WhyMommy's site would be helpful. Also, maybe, flutter's. Do you know flutter? She knits and can be found here. If you don't know her, just tell her I sent you.
I'm with Lori on the meals thing. There's a lot of places now that do prep of meals and they're not like packaged crap at all. Super helpful for them, and a nice thought.
I came over to say thank you very much for your supportive and helpful comments on my own blog, but now I am so terribly sorry to hear about your friend - that really is such devastating news.

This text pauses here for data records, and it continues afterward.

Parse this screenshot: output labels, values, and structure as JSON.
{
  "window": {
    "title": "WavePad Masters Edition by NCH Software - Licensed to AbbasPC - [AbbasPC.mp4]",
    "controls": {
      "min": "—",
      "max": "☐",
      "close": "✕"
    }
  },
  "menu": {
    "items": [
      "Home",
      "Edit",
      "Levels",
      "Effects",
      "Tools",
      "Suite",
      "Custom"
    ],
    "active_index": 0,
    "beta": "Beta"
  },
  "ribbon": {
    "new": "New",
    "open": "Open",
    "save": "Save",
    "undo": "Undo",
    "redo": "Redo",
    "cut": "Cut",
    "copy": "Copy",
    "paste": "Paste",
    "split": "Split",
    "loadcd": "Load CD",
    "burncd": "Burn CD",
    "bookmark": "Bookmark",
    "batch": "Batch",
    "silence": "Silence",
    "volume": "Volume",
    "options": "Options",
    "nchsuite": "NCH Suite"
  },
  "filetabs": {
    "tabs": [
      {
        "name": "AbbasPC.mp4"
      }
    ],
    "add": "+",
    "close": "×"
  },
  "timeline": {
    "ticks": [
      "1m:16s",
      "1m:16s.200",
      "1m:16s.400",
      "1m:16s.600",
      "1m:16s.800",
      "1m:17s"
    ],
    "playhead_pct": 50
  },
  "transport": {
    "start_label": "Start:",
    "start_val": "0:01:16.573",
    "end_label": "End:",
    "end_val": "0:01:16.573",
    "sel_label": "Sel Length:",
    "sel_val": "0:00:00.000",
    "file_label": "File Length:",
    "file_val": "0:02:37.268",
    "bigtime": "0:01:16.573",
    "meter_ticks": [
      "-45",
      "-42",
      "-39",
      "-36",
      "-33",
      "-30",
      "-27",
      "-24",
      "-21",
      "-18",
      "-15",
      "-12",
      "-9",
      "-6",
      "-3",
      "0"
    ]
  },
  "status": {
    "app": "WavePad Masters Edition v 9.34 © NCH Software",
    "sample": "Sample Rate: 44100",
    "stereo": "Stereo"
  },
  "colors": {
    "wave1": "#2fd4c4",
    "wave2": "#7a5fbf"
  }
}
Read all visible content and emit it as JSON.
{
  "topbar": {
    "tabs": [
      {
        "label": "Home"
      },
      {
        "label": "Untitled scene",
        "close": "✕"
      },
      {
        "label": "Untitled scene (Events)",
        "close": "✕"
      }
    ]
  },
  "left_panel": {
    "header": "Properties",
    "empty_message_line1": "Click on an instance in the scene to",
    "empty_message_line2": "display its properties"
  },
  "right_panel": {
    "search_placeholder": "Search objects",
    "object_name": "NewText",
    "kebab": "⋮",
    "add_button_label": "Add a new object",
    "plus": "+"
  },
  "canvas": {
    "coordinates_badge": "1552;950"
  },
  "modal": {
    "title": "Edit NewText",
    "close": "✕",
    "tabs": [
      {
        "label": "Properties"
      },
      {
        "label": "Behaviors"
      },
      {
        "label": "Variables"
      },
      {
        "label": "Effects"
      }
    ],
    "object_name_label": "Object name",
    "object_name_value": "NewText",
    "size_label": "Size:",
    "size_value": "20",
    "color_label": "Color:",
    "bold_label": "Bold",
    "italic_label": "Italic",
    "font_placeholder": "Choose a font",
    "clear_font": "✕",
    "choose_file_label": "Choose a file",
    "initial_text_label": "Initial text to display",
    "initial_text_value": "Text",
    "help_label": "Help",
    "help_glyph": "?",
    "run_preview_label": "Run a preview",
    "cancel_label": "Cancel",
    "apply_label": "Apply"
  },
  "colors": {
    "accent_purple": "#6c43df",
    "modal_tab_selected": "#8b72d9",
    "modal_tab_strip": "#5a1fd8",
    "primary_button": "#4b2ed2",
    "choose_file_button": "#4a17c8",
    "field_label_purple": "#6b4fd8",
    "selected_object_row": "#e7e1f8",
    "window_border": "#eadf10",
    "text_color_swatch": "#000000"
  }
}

It must be so difficult for you being so far away from them. But I'm sure it helps them knowing that you are there for them, even if it is at the end of the phone, rather than in person - never underestimate how much you can do simply by listening.
That is SO horrible. Please tell them that I am asking the universe for some good news......
My father used to tell me all the time, so much so that it made me crazy, but now I understand, "LIW, don't ever take good health for granted." Unfortunately, I am starting to see why....
XOXO
I am so sorry to hear about your friends. I will keep them in my prayers. They are lucky to have such a good friend.